THENCE NORTH 88°50’53” EAST, A DISTANCE OF 240.48 FEET;

THENCE SOUTHEASTERLY ALONG THE ARC OF A TANGENT CURVE HAVING A CENTRAL ANGLE OF 89°38’53” AND A RADIUS OF 25.00 FEET, A DISTANCE OF 39.12 FEET TO THE WEST RIGHT-OF-WAY OF KINGS HILL ROAD;

THENCE SOUTH 01°30’14” EAST, ALONG SAID RIGHT-OF-WAY, A DISTANCE OF 115.16 FEET TO THE POINT OF BEGINNING.

NOTE: THE ABOVE METES AND BOUNDS DESCRIPTION APPEARED PREVIOUSLY IN THAT CERTAIN DOCUMENT RECORDED NOVEMBER 16, 2006 IN BOOK 20061116 AS INSTRUMENT NO. 03636, OF OFFICIAL RECORDS, CLARK COUNTY, NEVADA.


ALSO KNOWN AS PARCEL “E” OF THAT CERTAIN AMENDED RECORD OF SURVEY ON FILE IN FILE 161 OF SURVEYS, PAGE 57, RECORDED NOVEMBER 15, 2006 IN BOOK 20061115 AS INSTRUMENT NO. 0002478, OF OFFICIAL RECORDS, CLARK COUNTY, NEVADA.

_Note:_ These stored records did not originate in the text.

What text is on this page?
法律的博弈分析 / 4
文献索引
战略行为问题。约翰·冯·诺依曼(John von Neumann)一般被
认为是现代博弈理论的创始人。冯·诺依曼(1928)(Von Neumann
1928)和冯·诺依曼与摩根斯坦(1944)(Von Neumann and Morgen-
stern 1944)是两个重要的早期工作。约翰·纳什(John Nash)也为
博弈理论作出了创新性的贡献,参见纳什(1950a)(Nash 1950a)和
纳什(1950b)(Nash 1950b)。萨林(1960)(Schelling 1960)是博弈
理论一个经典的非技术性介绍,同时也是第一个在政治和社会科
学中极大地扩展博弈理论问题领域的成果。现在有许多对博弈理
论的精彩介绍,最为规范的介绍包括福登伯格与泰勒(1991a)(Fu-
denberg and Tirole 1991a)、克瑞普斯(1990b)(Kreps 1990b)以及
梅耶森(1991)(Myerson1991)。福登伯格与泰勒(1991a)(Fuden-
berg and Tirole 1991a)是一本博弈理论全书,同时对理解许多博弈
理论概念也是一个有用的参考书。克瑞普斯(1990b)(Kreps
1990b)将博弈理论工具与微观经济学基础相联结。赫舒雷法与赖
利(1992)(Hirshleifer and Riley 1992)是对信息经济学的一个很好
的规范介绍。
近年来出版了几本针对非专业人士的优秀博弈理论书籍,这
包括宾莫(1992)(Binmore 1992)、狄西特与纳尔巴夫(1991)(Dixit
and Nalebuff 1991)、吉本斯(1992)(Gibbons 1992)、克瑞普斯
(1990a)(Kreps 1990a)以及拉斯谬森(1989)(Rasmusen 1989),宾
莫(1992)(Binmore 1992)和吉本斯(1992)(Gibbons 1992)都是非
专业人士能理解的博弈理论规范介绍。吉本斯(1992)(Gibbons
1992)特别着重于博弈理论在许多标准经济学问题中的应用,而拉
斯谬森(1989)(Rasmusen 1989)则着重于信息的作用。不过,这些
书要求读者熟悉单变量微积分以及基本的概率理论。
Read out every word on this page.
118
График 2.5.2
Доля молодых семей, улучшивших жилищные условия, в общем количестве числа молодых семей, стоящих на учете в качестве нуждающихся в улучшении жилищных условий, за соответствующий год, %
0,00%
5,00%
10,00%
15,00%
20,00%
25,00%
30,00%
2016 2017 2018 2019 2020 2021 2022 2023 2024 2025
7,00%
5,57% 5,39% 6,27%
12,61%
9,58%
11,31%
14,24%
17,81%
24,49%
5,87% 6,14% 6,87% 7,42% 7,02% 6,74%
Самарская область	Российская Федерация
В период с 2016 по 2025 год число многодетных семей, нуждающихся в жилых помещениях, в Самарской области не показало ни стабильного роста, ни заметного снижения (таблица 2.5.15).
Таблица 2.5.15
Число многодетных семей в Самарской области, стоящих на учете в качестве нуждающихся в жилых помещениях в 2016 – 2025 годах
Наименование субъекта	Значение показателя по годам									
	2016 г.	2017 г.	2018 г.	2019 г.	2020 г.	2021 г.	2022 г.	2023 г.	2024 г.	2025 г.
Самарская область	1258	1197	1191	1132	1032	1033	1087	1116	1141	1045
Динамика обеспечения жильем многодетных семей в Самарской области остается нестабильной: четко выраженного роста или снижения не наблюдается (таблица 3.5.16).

ALL OF SAID PARCELS ARE NOW SHOWN AND DEPICTED AS LOT 1 ON THE FINAL MAP OF “CRAIG PROMENADE”, A COMMERCIAL SUBDIVISION, AS SHOWN BY MAP THEREOF ON FILE IN BOOK 125 OF PLATS, PAGE 0091, RECORDED JULY 27, 2005 IN BOOK 20050727 AS INSTRUMENT NO. 01692, IN THE OFFICE OF THE COUNTY RECORDER OF CLARK COUNTY, NEVADA.


Exhibit B

Permitted Encumbrances

Those encumbrances listed in the title insurance policy for the Premises being issued as of even date by First American Title Insurance Company for the benefit of the Beneficiary.